Bonum Certa Men Certa

Divisiveness

Wireless and scissors



Summary: Thoughts and references about the notion that those who criticise troubles and ills are simply being "divisive"

A LOT of people have accused this Web site of being divisive. In fact, almost every Web site that 'dares' to criticise the unjust is bound to be smeared. The reasons for this were explained here before [1, 2], so we won't be discussing them again.



A few days ago we found some interesting articles in PR Watch (CMD) that name MSNBC along with Fox News and others (whose divisive intent is obvious). They are rightly being accused of pushing an agenda rather than reporting news. "Cable TV Shows Rife with Hidden Flacks and Lobbyists," writes the author, who explains:

Cable news networks like MSNBC, CNN, CNBC and Fox News routinely use commentators who have financial conflicts of interest that are undisclosed to viewers. Former Pennsylvania governor Tom Ridge, for example, appeared on MSNBC's Hardball with Chris Matthews, to discuss the economic crisis.


Here is another new one, titled "The Media-Lobbying Complex":

President Obama spent most of December 4 touring Allentown, Pennsylvania, meeting with local workers and discussing the economic crisis. A few hours later, the state's former governor, Tom Ridge, was on MSNBC's Hardball With Chris Matthews, offering up his own recovery plan. There were "modest things" the White House might try, like cutting taxes or opening up credit for small businesses, but the real answer was for the president to "take his green agenda and blow it out of the box." The first step, Ridge explained, was to "create nuclear power plants." Combined with some waste coal and natural gas extraction, you would have an "innovation setter" that would "create jobs, create exports."


As regular readers may know, we include many such links on a daily basis, but the reason for including them here is to show that the mainstream media can be no more than lobbying, no more than a farce. The effects of this range from environment to what people consider 'normal' ways of life. The media establishes norms and consensus.

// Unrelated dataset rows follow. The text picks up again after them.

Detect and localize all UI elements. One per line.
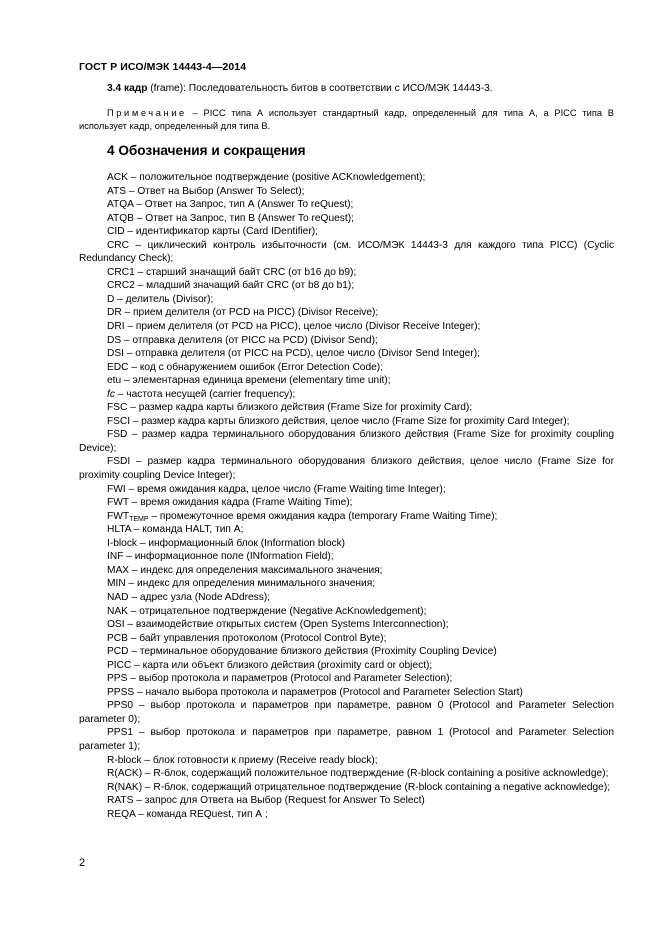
list-item: REQA – команда REQuest, тип А ; xyxy=(107,808,268,820)
list-item: DR – прием делителя (от PCD на PICC) (Divisor Receive); xyxy=(107,307,379,319)
section-title: 4 Обозначения и сокращения xyxy=(107,143,306,158)
list-item: ATQA – Ответ на Запрос, тип А (Answer To reQuest); xyxy=(107,199,354,211)
list-item: FWT – время ожидания кадра (Frame Waiting Time); xyxy=(107,497,353,509)
list-item: FSCI – размер кадра карты близкого действия, целое число (Frame Size for proximity Card Integer); xyxy=(107,415,570,427)
note-label: Примечание xyxy=(107,108,187,118)
list-item: CRC2 – младший значащий байт CRC (от b8 до b1); xyxy=(107,280,355,292)
list-item: PCB – байт управления протоколом (Protocol Control Byte); xyxy=(107,632,387,644)
list-item-fwt-temp xyxy=(79,510,614,524)
list-item: PCD – терминальное оборудование близкого действия (Proximity Coupling Device) xyxy=(107,646,497,658)
list-item: I-block – информационный блок (Information block) xyxy=(107,537,346,549)
fc-rest: – частота несущей (carrier frequency); xyxy=(114,388,296,400)
list-item: FSD – размер кадра терминального оборудования близкого действия (Frame Size for proximity coupling Device); xyxy=(79,429,614,454)
list-item: FWI – время ожидания кадра, целое число (Frame Waiting time Integer); xyxy=(107,483,446,495)
definition-term: 3.4 кадр xyxy=(107,83,148,94)
list-item: ACK – положительное подтверждение (positive ACKnowledgement); xyxy=(107,172,426,183)
list-item: NAK – отрицательное подтверждение (Negative AcKnowledgement); xyxy=(107,605,427,617)
list-item: INF – информационное поле (INformation Field); xyxy=(107,551,334,563)
list-item: DSI – отправка делителя (от PICC на PCD), целое число (Divisor Send Integer); xyxy=(107,348,480,360)
list-item: R-block – блок готовности к приему (Receive ready block); xyxy=(107,754,378,766)
list-item: OSI – взаимодействие открытых систем (Open Systems Interconnection); xyxy=(107,619,449,631)
list-item: DS – отправка делителя (от PICC на PCD) (Divisor Send); xyxy=(107,334,378,346)
list-item: DRI – прием делителя (от PCD на PICC), целое число (Divisor Receive Integer); xyxy=(107,321,481,333)
list-item: FSDI – размер кадра терминального оборудования близкого действия, целое число (Frame Size for proximity coupling Device Integer); xyxy=(79,456,614,482)
list-item: MIN – индекс для определения минимального значения; xyxy=(107,578,376,590)
list-item: PPS1 – выбор протокола и параметров при параметре, равном 1 (Protocol and Parameter Selection parameter 1); xyxy=(79,727,614,752)
fc-abbr: fc xyxy=(107,388,115,400)
list-item: etu – элементарная единица времени (elementary time unit); xyxy=(107,375,391,387)
definition-3-4 xyxy=(107,82,617,96)
list-item: NAD – адрес узла (Node ADdress); xyxy=(107,591,271,603)
standard-header: ГОСТ Р ИСО/МЭК 14443-4—2014 xyxy=(79,61,247,73)
fwt-temp-subscript: TEMP xyxy=(129,515,149,523)
list-item: PPS0 – выбор протокола и параметров при параметре, равном 0 (Protocol and Parameter Selection parameter 0); xyxy=(79,700,614,725)
list-item: CRC1 – старший значащий байт CRC (от b16 до b9); xyxy=(107,266,357,278)
list-item: FSC – размер кадра карты близкого действия (Frame Size for proximity Card); xyxy=(107,402,473,414)
definition-text: (frame): Последовательность битов в соответствии с ИСО/МЭК 14443-3. xyxy=(147,83,493,94)
note-text: – PICC типа А использует стандартный кадр, определенный для типа А, а PICC типа В использует кадр, определенный для типа В. xyxy=(79,108,614,131)
list-item: HLTA – команда HALT, тип А; xyxy=(107,524,244,536)
list-item: D – делитель (Divisor); xyxy=(107,293,214,305)
note-paragraph xyxy=(79,107,614,132)
abbreviations-list xyxy=(79,171,614,821)
list-item: R(NAK) – R-блок, содержащий отрицательное подтверждение (R-block containing a negative acknowledge); xyxy=(107,781,611,793)
list-item: CRC – циклический контроль избыточности (см. ИСО/МЭК 14443-3 для каждого типа PICC) (Cyclic Redundancy Check); xyxy=(79,239,614,265)
fwt-temp-rest: – промежуточное время ожидания кадра (temporary Frame Waiting Time); xyxy=(148,510,498,522)
list-item: ATQB – Ответ на Запрос, тип В (Answer To reQuest); xyxy=(107,212,354,224)
list-item: MAX – индекс для определения максимального значения; xyxy=(107,564,383,576)
list-item: CID – идентификатор карты (Card IDentifier); xyxy=(107,226,318,238)
list-item: PPSS – начало выбора протокола и параметров (Protocol and Parameter Selection Start) xyxy=(107,686,523,698)
fwt-temp-base: FWT xyxy=(107,510,130,522)
list-item: PICC – карта или объект близкого действия (proximity card or object); xyxy=(107,659,433,671)
list-item: RATS – запрос для Ответа на Выбор (Request for Answer To Select) xyxy=(107,795,425,807)
list-item: PPS – выбор протокола и параметров (Protocol and Parameter Selection); xyxy=(107,673,453,685)
list-item: EDC – код с обнаружением ошибок (Error Detection Code); xyxy=(107,361,384,373)
list-item: ATS – Ответ на Выбор (Answer To Select); xyxy=(107,185,305,197)
page-number: 2 xyxy=(79,857,86,869)
list-item: R(ACK) – R-блок, содержащий положительное подтверждение (R-block containing a positive acknowledge); xyxy=(107,768,609,780)
list-item-fc xyxy=(79,388,614,402)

There is another lesser-known aspect that the environment debate in particular is showing these days. Climate scientists are being bullied. And to use a parallel example, Mono critics have been bullied for years. Take Sam Varghese for example; he gets abuse from people whom he dares to criticise and companies that he dares to see as malicious. These people who bully the messenger, in turn, are suffocating and suppressing free speech through a form of retaliation. "Divisive Behavior" is the title of this post about the ordeals of Varghese. It's a fascinating read.

Past Sins

Sam Varghese wrote an article about Matthew Garrett’s LCA talk “The Linux community: what is it and how to be a part of it” [1]. In page 2 Sam quotes Martin Krafft as asking about how Matthew’s behavior had changed between 2004 and the present, Sam cites some references for Matthew’s actions in 2005 to demonstrate. I think that this raises the issue of how far back it is reasonable to go in search of evidence of past behavior, something that I think is far more important than the specific details of what Matthew said on mailing lists many years ago and whether he now regrets such email.

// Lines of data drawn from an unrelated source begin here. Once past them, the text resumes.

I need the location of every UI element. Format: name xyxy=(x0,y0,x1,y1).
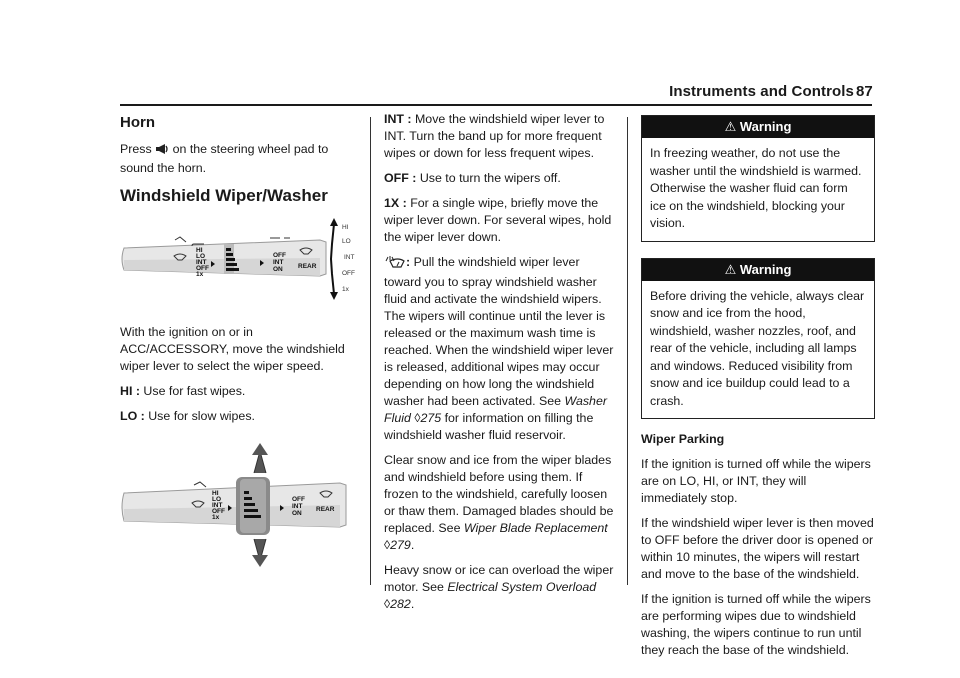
wiper-parking-heading: Wiper Parking xyxy=(641,432,725,446)
page-reference-icon: ◊ xyxy=(384,597,391,611)
warning-title-2: Warning xyxy=(739,261,792,277)
washer-text-1: Pull the windshield wiper lever toward you to spray windshield washer fluid and activate the windshield wipers. The wipers will continue until the lever is released or the maximum wash time is reached. When the windshield wiper lever is released, additional wipes may occur depending on how long the windshield washer had been activated. See xyxy=(384,255,614,408)
band-rear-on: ON xyxy=(292,510,302,517)
warning-icon: ⚠ xyxy=(724,119,737,134)
onex-text: For a single wipe, briefly move the wiper lever down. For several wipes, hold the wiper lever down. xyxy=(384,196,612,244)
page-number: 87 xyxy=(856,83,873,100)
warning-header-2 xyxy=(642,259,874,281)
position-label-hi: HI xyxy=(342,224,349,231)
parking-paragraph-3: If the ignition is turned off while the wipers are performing wipes due to windshield washing, the wipers continue to run until they reach the base of the windshield. xyxy=(641,592,871,657)
band-label-1x: 1x xyxy=(212,514,220,521)
band-label-lo: LO xyxy=(212,496,222,503)
warning-box-1 xyxy=(641,115,875,242)
rear-word: REAR xyxy=(298,263,317,270)
int-text: Move the windshield wiper lever to INT. Turn the band up for more frequent wipes or down for less frequent wipes. xyxy=(384,112,605,160)
warning-header-1 xyxy=(642,116,874,138)
hi-paragraph xyxy=(120,383,358,400)
horn-text-after: on the steering wheel pad to sound the horn. xyxy=(120,142,329,175)
band-label-off: OFF xyxy=(212,508,225,515)
electrical-overload-link-page[interactable]: 282 xyxy=(390,597,411,611)
band-label-int: INT xyxy=(212,502,223,509)
lo-paragraph xyxy=(120,408,358,425)
lo-text: Use for slow wipes. xyxy=(148,409,255,423)
wiper-heading: Windshield Wiper/Washer xyxy=(120,186,328,205)
column-divider-2 xyxy=(627,117,628,585)
int-paragraph xyxy=(384,111,616,162)
washer-link[interactable]: Washer Fluid xyxy=(384,394,607,425)
position-label-lo: LO xyxy=(342,238,351,245)
wiper-lever-diagram-band xyxy=(120,437,358,567)
int-term: INT : xyxy=(384,112,412,126)
lever-label-int: INT xyxy=(196,259,207,266)
wiper-blade-link-page[interactable]: 279 xyxy=(390,538,411,552)
warning-box-2 xyxy=(641,258,875,420)
lever-label-lo: LO xyxy=(196,253,206,260)
warning-title-1: Warning xyxy=(739,119,792,134)
band-rear-off: OFF xyxy=(292,496,305,503)
off-paragraph xyxy=(384,170,616,187)
clear-end: . xyxy=(410,538,415,552)
lever-label-1x: 1x xyxy=(196,271,204,278)
onex-paragraph xyxy=(384,195,616,246)
heavy-text: Heavy snow or ice can overload the wiper motor. See xyxy=(384,563,614,594)
lever-label-hi: HI xyxy=(196,247,203,254)
clear-text: Clear snow and ice from the wiper blades and windshield before using them. If frozen to the windshield, carefully loosen or thaw them. Damaged blades should be replaced. See xyxy=(384,453,614,535)
parking-paragraph-2: If the windshield wiper lever is then moved to OFF before the driver door is opened or within 10 minutes, the wipers will restart and move to the base of the windshield. xyxy=(641,516,874,581)
washer-icon xyxy=(384,255,406,274)
warning-body-1: In freezing weather, do not use the washer until the windshield is warmed. Otherwise the washer fluid can form ice on the windshield, blocking your vision. xyxy=(650,146,862,230)
horn-icon xyxy=(155,143,169,160)
position-label-int: INT xyxy=(344,254,355,261)
off-term: OFF : xyxy=(384,171,417,185)
band-rear-int: INT xyxy=(292,503,303,510)
band-label-hi: HI xyxy=(212,490,219,497)
washer-text-2: for information on filling the windshield washer fluid reservoir. xyxy=(384,411,594,442)
right-column xyxy=(641,115,875,667)
rear-label-off: OFF xyxy=(273,252,286,259)
horn-text-before: Press xyxy=(120,142,152,156)
page-reference-icon: ◊ xyxy=(384,538,391,552)
left-column xyxy=(120,114,358,567)
column-divider-1 xyxy=(370,117,371,585)
onex-term: 1X : xyxy=(384,196,407,210)
position-label-1x: 1x xyxy=(342,286,349,293)
intro-paragraph: With the ignition on or in ACC/ACCESSORY, move the windshield wiper lever to select the wiper speed. xyxy=(120,325,345,373)
lever-label-off: OFF xyxy=(196,265,209,272)
heavy-end: . xyxy=(410,597,415,611)
rear-label-on: ON xyxy=(273,266,283,273)
hi-term: HI : xyxy=(120,384,140,398)
washer-colon: : xyxy=(406,255,411,269)
section-title: Instruments and Controls xyxy=(669,83,854,100)
warning-icon: ⚠ xyxy=(724,261,737,277)
washer-paragraph xyxy=(384,254,616,444)
off-text: Use to turn the wipers off. xyxy=(419,171,561,185)
header-rule xyxy=(120,104,872,106)
electrical-overload-link[interactable]: Electrical System Overload xyxy=(447,580,597,594)
horn-paragraph xyxy=(120,141,358,177)
page-reference-icon: ◊ xyxy=(414,411,421,425)
parking-paragraph-1: If the ignition is turned off while the wipers are on LO, HI, or INT, they will immediately stop. xyxy=(641,457,871,505)
middle-column xyxy=(384,111,616,621)
washer-link-page[interactable]: 275 xyxy=(420,411,442,425)
band-rear-word: REAR xyxy=(316,506,335,513)
rear-label-int: INT xyxy=(273,259,284,266)
wiper-blade-link[interactable]: Wiper Blade Replacement xyxy=(463,521,608,535)
horn-heading: Horn xyxy=(120,114,155,131)
lo-term: LO : xyxy=(120,409,145,423)
warning-body-2: Before driving the vehicle, always clear snow and ice from the hood, windshield, washer nozzles, roof, and rear of the vehicle, including all lamps and windows. Reduced visibility from snow and ice buildup could lead to a crash. xyxy=(650,288,865,408)
wiper-lever-diagram-positions xyxy=(120,214,358,304)
clear-paragraph xyxy=(384,452,616,554)
position-label-off: OFF xyxy=(342,270,355,277)
heavy-paragraph xyxy=(384,562,616,613)
hi-text: Use for fast wipes. xyxy=(143,384,246,398)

If someone did something that you consider to be wrong yesterday and did the same thing five years ago you might consider it to be evidence of a pattern of behavior. If someone’s statements today don’t match their actions yesterday then you should consider it to be evidence of hypocrisy. But if someone did something five years ago which doesn’t match their current statements then in many situations it seems more reasonable to consider it as evidence that they have changed their mind.


Perhaps Varghese has received the type of abuse that Richard Stallman is always getting, so it's a badge of honour really. Matt Lee from the FSF has had this little confrontation with The Guardian recently. He explains in his blog:

Upon my return to the UK, my colleagues at work informed me that I'd been in The Guardian, and sure enough, checking the newspaper's website, I was there, as part of a collection of '24 hours in pictures' for August 10th, 2007.

This seemed like a reasonable mistake, but my attempts to contact The Guardian and also the photographer were not satisfactory. Unable to be able to get a free license (CC-BY or CC-BY-SA) of my own image, I made a copy of the image and promptly forgot all about it.


Watch how they characterise him. It all seems to suit the image that the FSF is very dangerous and those 'hackers' (intended in a negative sense) are against society.